Nevada cracking down on campaign ads
By Anjeanette Damon, Las Vegas Sun
Skip Daly chuckled the first time he saw the website erected last year to anonymously attack his credibility during the Democratic assemblyman’s campaign.
“It was just so over the top, of course, no one would believe it,” Daly said.
TheUnionBoss.com was filled with ugly clichés about burying bodies in the desert and sending jobs to brothers-in-law.
It was an attempt to mock Daly, who as secretary-treasurer of the Laborers Union in Northern Nevada is an actual union boss.
Daly didn’t laugh for long.
“I sat back and said, ‘You know, this really isn’t very funny. And it’s not true,’” he said. “But it was a shadow group. I didn’t have anybody I could confront. And that’s not fair.”
Daly filed a complaint with the Secretary of State’s office but quickly found there was little that could be done to discover the identity of who had funded and created the website, which is still up .
“That just dumbfounds me,” Daly said.
As Nevada heads into another election year, an onslaught of such third-party campaign ads — many of them paid for by anonymous donors — are sure to come, particularly in the presidential and U.S. Senate races as federal third-party groups ratchet up fundraising in the wake of court decisions loosening campaign finance restrictions.

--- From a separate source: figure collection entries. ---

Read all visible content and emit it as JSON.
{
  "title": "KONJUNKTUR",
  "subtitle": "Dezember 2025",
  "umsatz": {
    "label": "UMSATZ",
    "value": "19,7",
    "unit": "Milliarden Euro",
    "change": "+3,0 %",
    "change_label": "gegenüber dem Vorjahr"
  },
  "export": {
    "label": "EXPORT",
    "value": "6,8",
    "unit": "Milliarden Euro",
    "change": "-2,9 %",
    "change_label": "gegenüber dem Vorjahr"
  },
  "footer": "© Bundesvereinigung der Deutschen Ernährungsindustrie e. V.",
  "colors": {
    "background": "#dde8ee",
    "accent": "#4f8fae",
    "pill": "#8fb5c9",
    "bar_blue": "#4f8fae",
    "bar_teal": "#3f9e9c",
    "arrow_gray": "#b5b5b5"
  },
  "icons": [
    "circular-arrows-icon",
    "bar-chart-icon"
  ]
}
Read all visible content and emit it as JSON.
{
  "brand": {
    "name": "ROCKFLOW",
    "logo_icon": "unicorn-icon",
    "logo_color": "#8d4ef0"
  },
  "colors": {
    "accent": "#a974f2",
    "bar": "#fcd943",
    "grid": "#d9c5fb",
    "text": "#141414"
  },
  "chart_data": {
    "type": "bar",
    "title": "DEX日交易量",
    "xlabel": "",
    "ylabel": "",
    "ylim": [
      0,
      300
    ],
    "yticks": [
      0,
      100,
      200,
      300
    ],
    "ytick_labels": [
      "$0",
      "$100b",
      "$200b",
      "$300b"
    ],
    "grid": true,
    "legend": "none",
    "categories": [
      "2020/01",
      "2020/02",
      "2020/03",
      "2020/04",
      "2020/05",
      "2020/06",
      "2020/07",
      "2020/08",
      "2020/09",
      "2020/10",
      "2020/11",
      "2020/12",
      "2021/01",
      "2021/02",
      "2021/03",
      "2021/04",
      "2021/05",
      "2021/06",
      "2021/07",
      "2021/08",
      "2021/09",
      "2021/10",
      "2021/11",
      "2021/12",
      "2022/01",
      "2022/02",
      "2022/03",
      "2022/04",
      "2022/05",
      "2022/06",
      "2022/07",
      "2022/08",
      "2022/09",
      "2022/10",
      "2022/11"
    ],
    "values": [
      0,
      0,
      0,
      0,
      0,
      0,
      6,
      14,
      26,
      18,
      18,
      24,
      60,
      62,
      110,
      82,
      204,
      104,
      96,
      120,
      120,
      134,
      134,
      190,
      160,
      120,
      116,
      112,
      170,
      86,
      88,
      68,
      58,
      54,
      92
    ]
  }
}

But on a state level, Secretary of State Ross Miller has been fighting anonymous third-party groups — taking some to court, investigating complaints made to his office and successfully pursuing legislation that will make it easier to compel such groups to disclose where they get their money and how they spend it.
Thanks to a bill sponsored by Daly, the Legislature gave Miller limited subpoena power to obtain documents from Internet hosts and the post office to help determine who’s behind the anonymous groups.